Chinese investment banks are carrying out their biggest layoffs and bonus cuts since the financial crisis as they brace for further profit declines, hit by an ongoing drought in initial public offerings in China that started in September.
The situation exposes the heavy reliance of investment banks including Guosen Securities and Citic Securities on the China IPO business. The banks were among the top fee earners in the Asia-Pacific region outside Japan in the past decade as they rode a boom in new Chinese listings.
Those banks now face the prospect of at least seven months with no domestic IPO deals after regulators froze the approval of new offerings, prompting some banks to reallocate staff to focus on debt deals and on winning mandates for firms listed in Shenzhen and Shanghai to also list in Hong Kong.
Against this backdrop, global rivals like Goldman Sachs , Morgan Stanley and UBS look set to gain market share because they have a bigger footprint in the region and have more products to offer.
The China Securities Regulatory Commission ordered investment banks and accounting firms this month to review the financial statements of nearly 900 companies seeking to go public in the country, in an effort to bolster the quality of IPOs. The move extended its freeze on new listings until at least March.
The country has already gone without any new listings since Sept. 21, according to Thomson Reuters data. Shenzhen-based Guosen Securities, which ranked first in managing IPOs in Asia excluding Japan last year, has worked on no new offerings since late August.

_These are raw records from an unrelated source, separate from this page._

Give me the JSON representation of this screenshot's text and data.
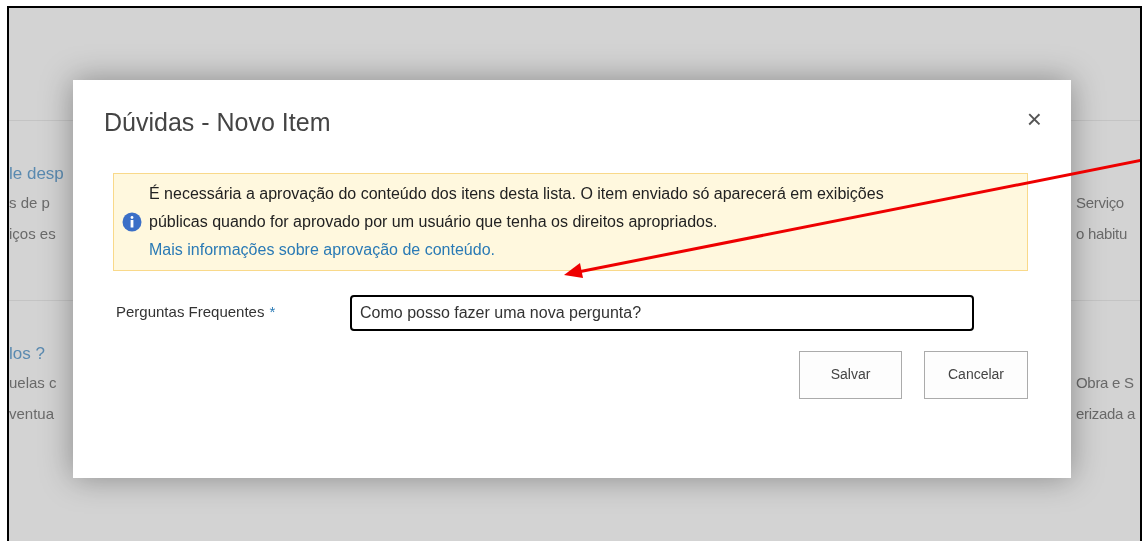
{
  "background": {
    "sections": [
      {
        "left": [
          {
            "text": "le desp",
            "kind": "link"
          },
          {
            "text": "s de p",
            "kind": "text"
          },
          {
            "text": "iços es",
            "kind": "text"
          }
        ],
        "right": [
          {
            "text": "Serviço",
            "kind": "text"
          },
          {
            "text": "o habitu",
            "kind": "text"
          }
        ]
      },
      {
        "left": [
          {
            "text": "los ?",
            "kind": "link"
          },
          {
            "text": "uelas c",
            "kind": "text"
          },
          {
            "text": "ventua",
            "kind": "text"
          }
        ],
        "right": [
          {
            "text": "Obra e S",
            "kind": "text"
          },
          {
            "text": "erizada a",
            "kind": "text"
          }
        ]
      }
    ]
  },
  "dialog": {
    "title": "Dúvidas - Novo Item",
    "close": "×",
    "notice": {
      "text": "É necessária a aprovação do conteúdo dos itens desta lista. O item enviado só aparecerá em exibições públicas quando for aprovado por um usuário que tenha os direitos apropriados.",
      "link": "Mais informações sobre aprovação de conteúdo."
    },
    "field": {
      "label": "Perguntas Frequentes",
      "required_mark": "*",
      "value": "Como posso fazer uma nova pergunta?"
    },
    "buttons": [
      "Salvar",
      "Cancelar"
    ]
  }
}
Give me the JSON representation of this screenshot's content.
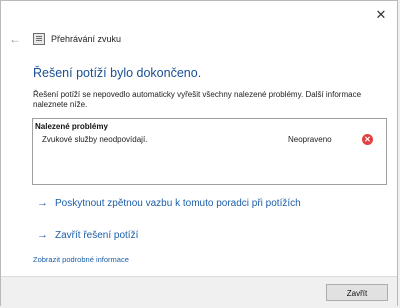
{
  "window": {
    "close_label": "✕"
  },
  "nav": {
    "title": "Přehrávání zvuku"
  },
  "main": {
    "heading": "Řešení potíží bylo dokončeno.",
    "description": "Řešení potíží se nepovedlo automaticky vyřešit všechny nalezené problémy. Další informace naleznete níže."
  },
  "problems": {
    "header": "Nalezené problémy",
    "items": [
      {
        "name": "Zvukové služby neodpovídají.",
        "status": "Neopraveno",
        "icon": "error-icon"
      }
    ]
  },
  "links": {
    "feedback": "Poskytnout zpětnou vazbu k tomuto poradci při potížích",
    "close_troubleshooter": "Zavřít řešení potíží",
    "details": "Zobrazit podrobné informace"
  },
  "footer": {
    "close_button": "Zavřít"
  },
  "colors": {
    "heading": "#1b4f93",
    "link": "#1c5ea8",
    "error": "#e34040"
  }
}
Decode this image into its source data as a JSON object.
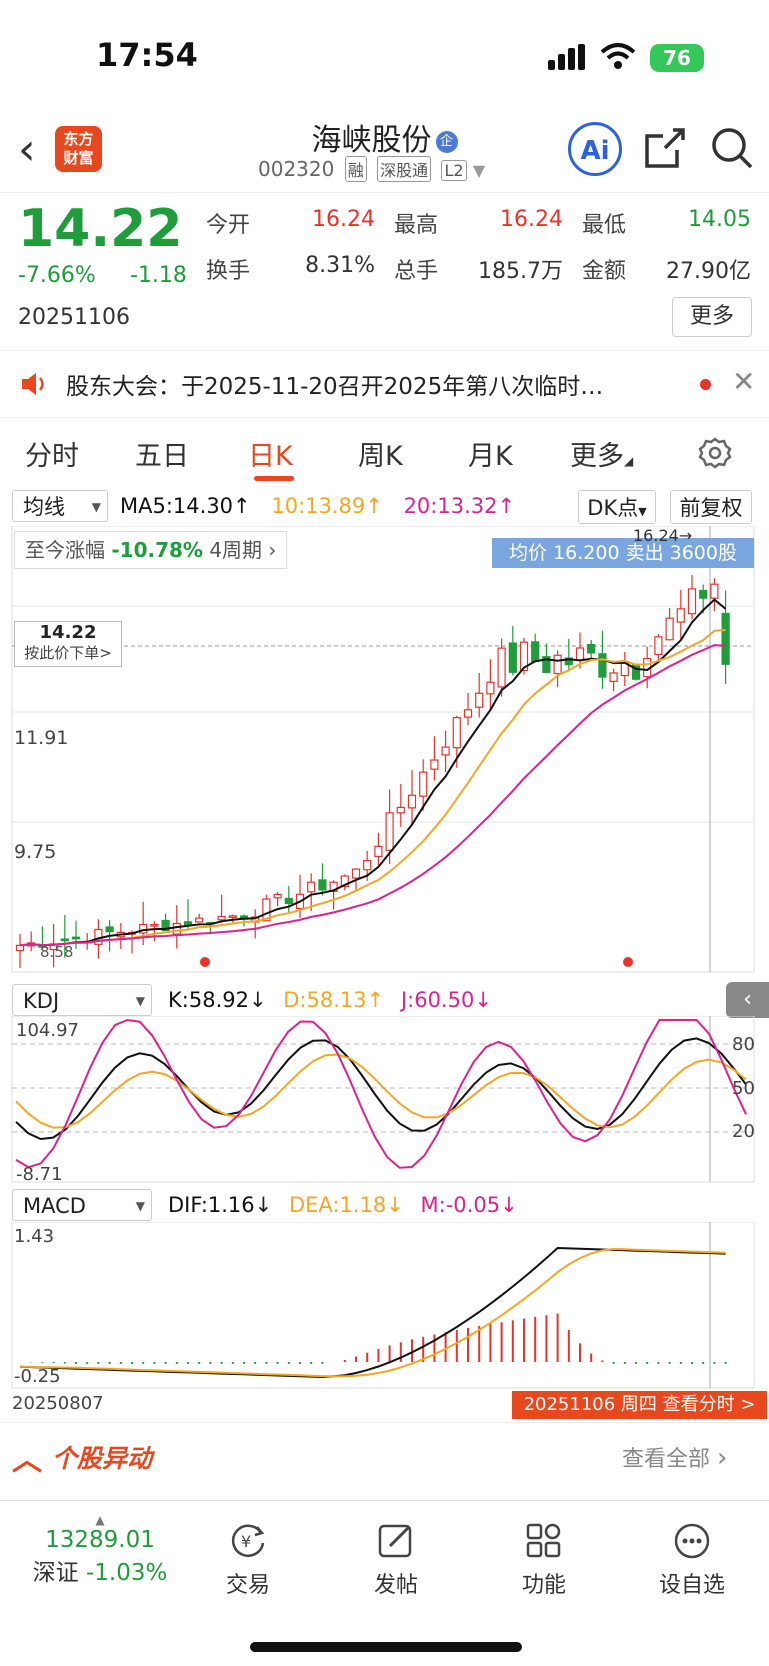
{
  "status": {
    "time": "17:54",
    "battery": "76"
  },
  "header": {
    "logo": "东方\n财富",
    "name": "海峡股份",
    "qi_badge": "企",
    "code": "002320",
    "tags": [
      "融",
      "深股通",
      "L2"
    ],
    "ai_label": "Ai"
  },
  "quote": {
    "price": "14.22",
    "change_pct": "-7.66%",
    "change": "-1.18",
    "date": "20251106",
    "open_label": "今开",
    "open": "16.24",
    "high_label": "最高",
    "high": "16.24",
    "low_label": "最低",
    "low": "14.05",
    "turnover_label": "换手",
    "turnover": "8.31%",
    "volume_label": "总手",
    "volume": "185.7万",
    "amount_label": "金额",
    "amount": "27.90亿",
    "more_label": "更多"
  },
  "notice": {
    "text": "股东大会：于2025-11-20召开2025年第八次临时…"
  },
  "tabs": [
    "分时",
    "五日",
    "日K",
    "周K",
    "月K",
    "更多"
  ],
  "chart": {
    "ma_select": "均线",
    "ma5": "MA5:14.30",
    "ma10": "10:13.89",
    "ma20": "20:13.32",
    "dk_label": "DK点",
    "fq_label": "前复权",
    "range_label": "至今涨幅",
    "range_value": "-10.78%",
    "range_period": "4周期",
    "avg_tip": "均价 16.200  卖出 3600股",
    "max_label": "16.24→",
    "price_tag": "14.22",
    "price_tag_sub": "按此价下单>",
    "y_labels": [
      "11.91",
      "9.75"
    ],
    "min_label": "8.58",
    "colors": {
      "up": "#e8332a",
      "down": "#1f9d3a",
      "ma5": "#111111",
      "ma10": "#f5a623",
      "ma20": "#e0208c"
    }
  },
  "kdj": {
    "select": "KDJ",
    "k": "K:58.92",
    "d": "D:58.13",
    "j": "J:60.50",
    "top": "104.97",
    "bottom": "-8.71",
    "levels": [
      "80",
      "50",
      "20"
    ]
  },
  "macd": {
    "select": "MACD",
    "dif": "DIF:1.16",
    "dea": "DEA:1.18",
    "m": "M:-0.05",
    "top": "1.43",
    "bottom": "-0.25",
    "start_date": "20250807",
    "end_tip": "20251106 周四 查看分时 >"
  },
  "movement": {
    "title": "个股异动",
    "link": "查看全部"
  },
  "nav": {
    "index_value": "13289.01",
    "index_name": "深证",
    "index_change": "-1.03%",
    "items": [
      "交易",
      "发帖",
      "功能",
      "设自选"
    ]
  }
}
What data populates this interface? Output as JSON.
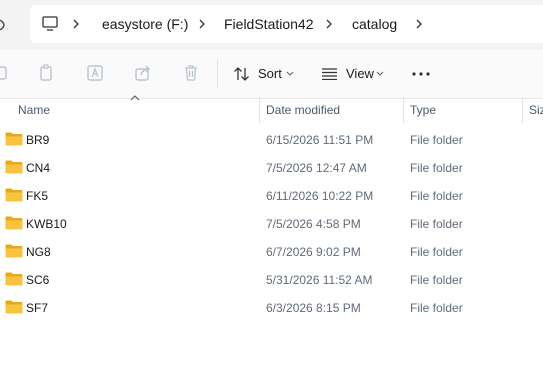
{
  "address_bar": {
    "crumbs": [
      "easystore (F:)",
      "FieldStation42",
      "catalog"
    ]
  },
  "toolbar": {
    "sort_label": "Sort",
    "view_label": "View",
    "more_label": "···"
  },
  "columns": {
    "name": "Name",
    "date_modified": "Date modified",
    "type": "Type",
    "size": "Size"
  },
  "rows": [
    {
      "name": "BR9",
      "date": "6/15/2026 11:51 PM",
      "type": "File folder"
    },
    {
      "name": "CN4",
      "date": "7/5/2026 12:47 AM",
      "type": "File folder"
    },
    {
      "name": "FK5",
      "date": "6/11/2026 10:22 PM",
      "type": "File folder"
    },
    {
      "name": "KWB10",
      "date": "7/5/2026 4:58 PM",
      "type": "File folder"
    },
    {
      "name": "NG8",
      "date": "6/7/2026 9:02 PM",
      "type": "File folder"
    },
    {
      "name": "SC6",
      "date": "5/31/2026 11:52 AM",
      "type": "File folder"
    },
    {
      "name": "SF7",
      "date": "6/3/2026 8:15 PM",
      "type": "File folder"
    }
  ],
  "colors": {
    "folder": "#f8c33f",
    "folder_dark": "#e8a917",
    "header_text": "#4a5a6e",
    "disabled_icon": "#b9c4d0"
  }
}
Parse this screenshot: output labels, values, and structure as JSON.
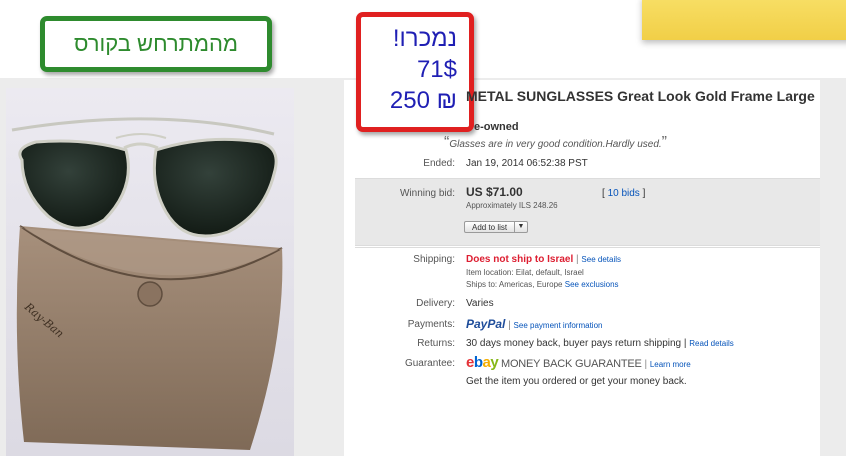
{
  "callouts": {
    "course_label": "מהמתרחש בקורס",
    "sold_label": "נמכרו!",
    "price_usd": "71$",
    "price_ils": "250 ₪"
  },
  "listing": {
    "title": "METAL SUNGLASSES Great Look Gold Frame Large",
    "condition": "e-owned",
    "seller_note": "Glasses are in very good condition.Hardly used.",
    "ended_label": "Ended:",
    "ended_value": "Jan 19, 2014 06:52:38 PST",
    "winning_bid_label": "Winning bid:",
    "winning_bid_value": "US $71.00",
    "approx_value": "Approximately ILS 248.26",
    "bids_link": "10 bids",
    "add_to_list": "Add to list",
    "shipping_label": "Shipping:",
    "shipping_value": "Does not ship to Israel",
    "see_details": "See details",
    "item_location": "Item location:  Eilat, default, Israel",
    "ships_to": "Ships to:  Americas, Europe",
    "see_exclusions": "See exclusions",
    "delivery_label": "Delivery:",
    "delivery_value": "Varies",
    "payments_label": "Payments:",
    "paypal": "PayPal",
    "payment_info": "See payment information",
    "returns_label": "Returns:",
    "returns_value": "30 days money back, buyer pays return shipping |",
    "read_details": "Read details",
    "guarantee_label": "Guarantee:",
    "ebay_logo": "ebay",
    "money_back": "MONEY BACK GUARANTEE",
    "learn_more": "Learn more",
    "guarantee_note": "Get the item you ordered or get your money back."
  },
  "photo": {
    "case_brand": "Ray-Ban"
  },
  "colors": {
    "callout_green": "#2e8b2e",
    "callout_red": "#e02020",
    "callout_text_blue": "#1f1fb4",
    "link_blue": "#0654ba",
    "warning_red": "#dd1e31",
    "sticky_yellow": "#f5d957"
  }
}
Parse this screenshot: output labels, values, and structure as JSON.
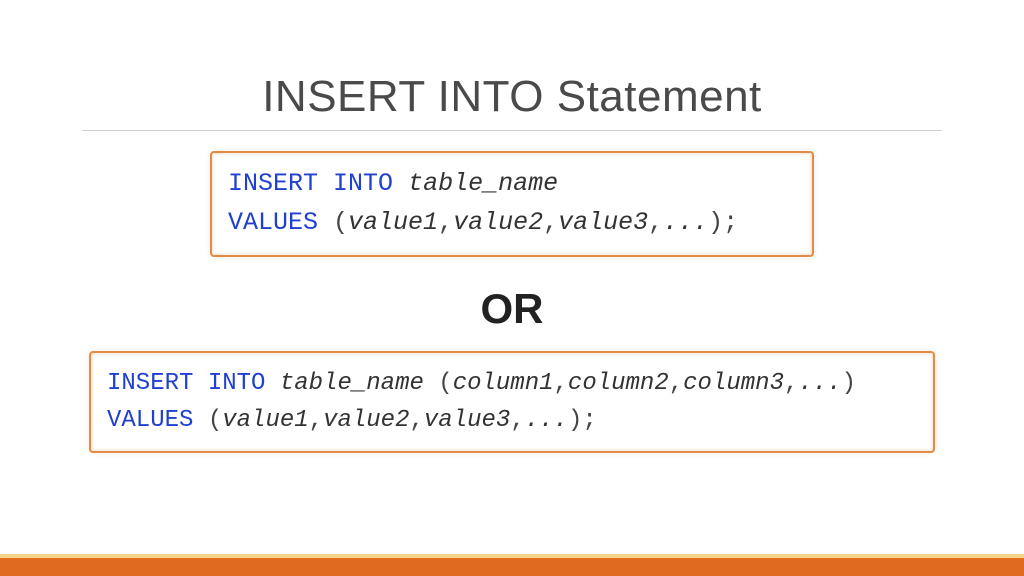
{
  "title": "INSERT INTO Statement",
  "separator": "OR",
  "code1": {
    "l1_kw1": "INSERT",
    "l1_kw2": "INTO",
    "l1_id1": "table_name",
    "l2_kw1": "VALUES",
    "l2_p1": " (",
    "l2_id1": "value1",
    "l2_c1": ",",
    "l2_id2": "value2",
    "l2_c2": ",",
    "l2_id3": "value3",
    "l2_c3": ",",
    "l2_id4": "...",
    "l2_p2": ");"
  },
  "code2": {
    "l1_kw1": "INSERT",
    "l1_kw2": "INTO",
    "l1_id1": "table_name",
    "l1_p1": " (",
    "l1_id2": "column1",
    "l1_c1": ",",
    "l1_id3": "column2",
    "l1_c2": ",",
    "l1_id4": "column3",
    "l1_c3": ",",
    "l1_id5": "...",
    "l1_p2": ")",
    "l2_kw1": "VALUES",
    "l2_p1": " (",
    "l2_id1": "value1",
    "l2_c1": ",",
    "l2_id2": "value2",
    "l2_c2": ",",
    "l2_id3": "value3",
    "l2_c3": ",",
    "l2_id4": "...",
    "l2_p2": ");"
  }
}
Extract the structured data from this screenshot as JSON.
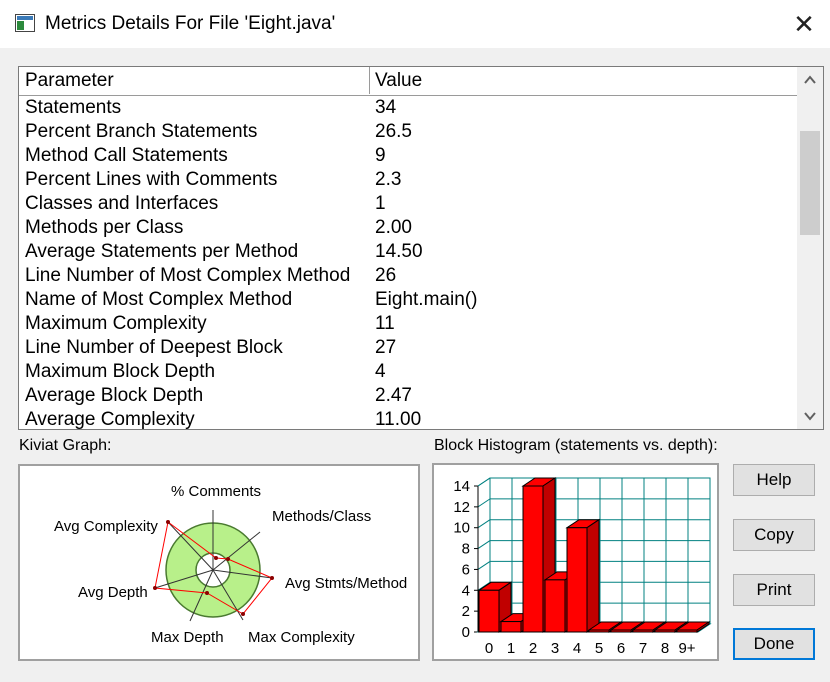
{
  "window": {
    "title": "Metrics Details For File 'Eight.java'",
    "close_glyph": "✕"
  },
  "table": {
    "headers": [
      "Parameter",
      "Value"
    ],
    "rows": [
      {
        "param": "Statements",
        "value": "34"
      },
      {
        "param": "Percent Branch Statements",
        "value": "26.5"
      },
      {
        "param": "Method Call Statements",
        "value": "9"
      },
      {
        "param": "Percent Lines with Comments",
        "value": "2.3"
      },
      {
        "param": "Classes and Interfaces",
        "value": "1"
      },
      {
        "param": "Methods per Class",
        "value": "2.00"
      },
      {
        "param": "Average Statements per Method",
        "value": "14.50"
      },
      {
        "param": "Line Number of Most Complex Method",
        "value": "26"
      },
      {
        "param": "Name of Most Complex Method",
        "value": "Eight.main()"
      },
      {
        "param": "Maximum Complexity",
        "value": "11"
      },
      {
        "param": "Line Number of Deepest Block",
        "value": "27"
      },
      {
        "param": "Maximum Block Depth",
        "value": "4"
      },
      {
        "param": "Average Block Depth",
        "value": "2.47"
      },
      {
        "param": "Average Complexity",
        "value": "11.00"
      }
    ]
  },
  "kiviat": {
    "caption": "Kiviat Graph:",
    "axes": [
      "% Comments",
      "Methods/Class",
      "Avg Stmts/Method",
      "Max Complexity",
      "Max Depth",
      "Avg Depth",
      "Avg Complexity"
    ]
  },
  "histogram": {
    "caption": "Block Histogram (statements vs. depth):",
    "y_ticks": [
      "0",
      "2",
      "4",
      "6",
      "8",
      "10",
      "12",
      "14"
    ],
    "categories": [
      "0",
      "1",
      "2",
      "3",
      "4",
      "5",
      "6",
      "7",
      "8",
      "9+"
    ],
    "values": [
      4,
      1,
      14,
      5,
      10,
      0,
      0,
      0,
      0,
      0
    ],
    "ylim": [
      0,
      14
    ],
    "bar_color": "#ff0000",
    "grid_color": "#008080"
  },
  "buttons": {
    "help": "Help",
    "copy": "Copy",
    "print": "Print",
    "done": "Done"
  },
  "scroll": {
    "up_glyph": "⌃",
    "down_glyph": "⌄"
  }
}
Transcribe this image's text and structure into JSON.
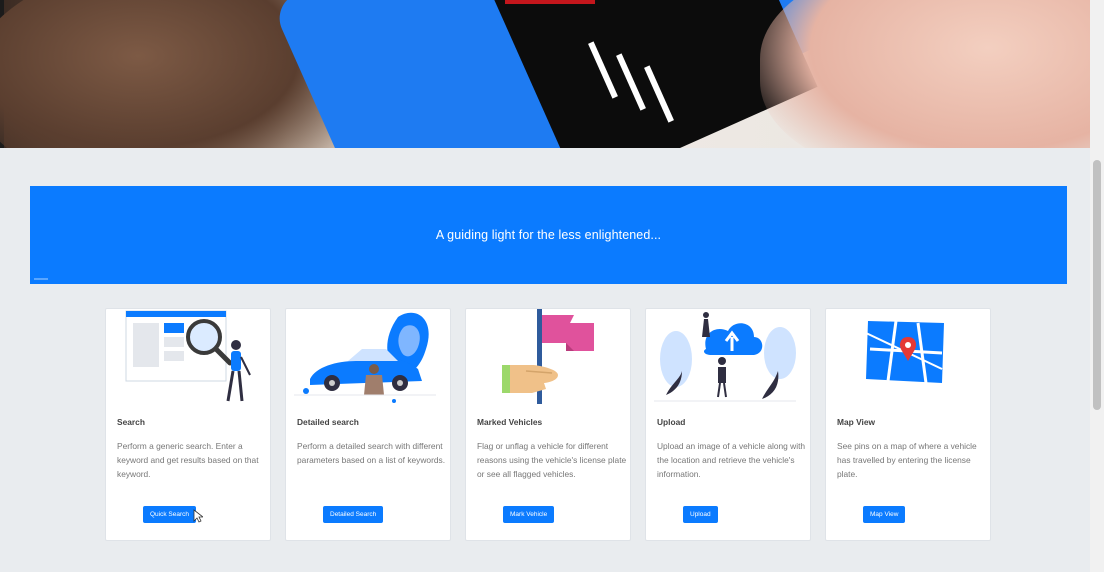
{
  "banner": {
    "tagline": "A guiding light for the less enlightened..."
  },
  "cards": [
    {
      "title": "Search",
      "description": "Perform a generic search. Enter a keyword and get results based on that keyword.",
      "button": "Quick Search",
      "icon": "search-illustration"
    },
    {
      "title": "Detailed search",
      "description": "Perform a detailed search with different parameters based on a list of keywords.",
      "button": "Detailed Search",
      "icon": "car-illustration"
    },
    {
      "title": "Marked Vehicles",
      "description": "Flag or unflag a vehicle for different reasons using the vehicle's license plate or see all flagged vehicles.",
      "button": "Mark Vehicle",
      "icon": "flag-illustration"
    },
    {
      "title": "Upload",
      "description": "Upload an image of a vehicle along with the location and retrieve the vehicle's information.",
      "button": "Upload",
      "icon": "cloud-upload-illustration"
    },
    {
      "title": "Map View",
      "description": "See pins on a map of where a vehicle has travelled by entering the license plate.",
      "button": "Map View",
      "icon": "map-pin-illustration"
    }
  ],
  "colors": {
    "accent": "#0b7bff",
    "background": "#e9ecef",
    "card": "#ffffff"
  }
}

"It's going to be difficult and painful," said a banker with a Chinese firm who was not authorised to speak publicly about the matter. "You have way too many banks here and a lot of them are losing money."
The layoffs and bonus reductions are the most severe for the industry since 2009, according to multiple sources at investment banks and executive search firms, who declined to be identified because of the sensitivity of the matter. Industry statistics were not available for Reuters to independently compare past job reductions.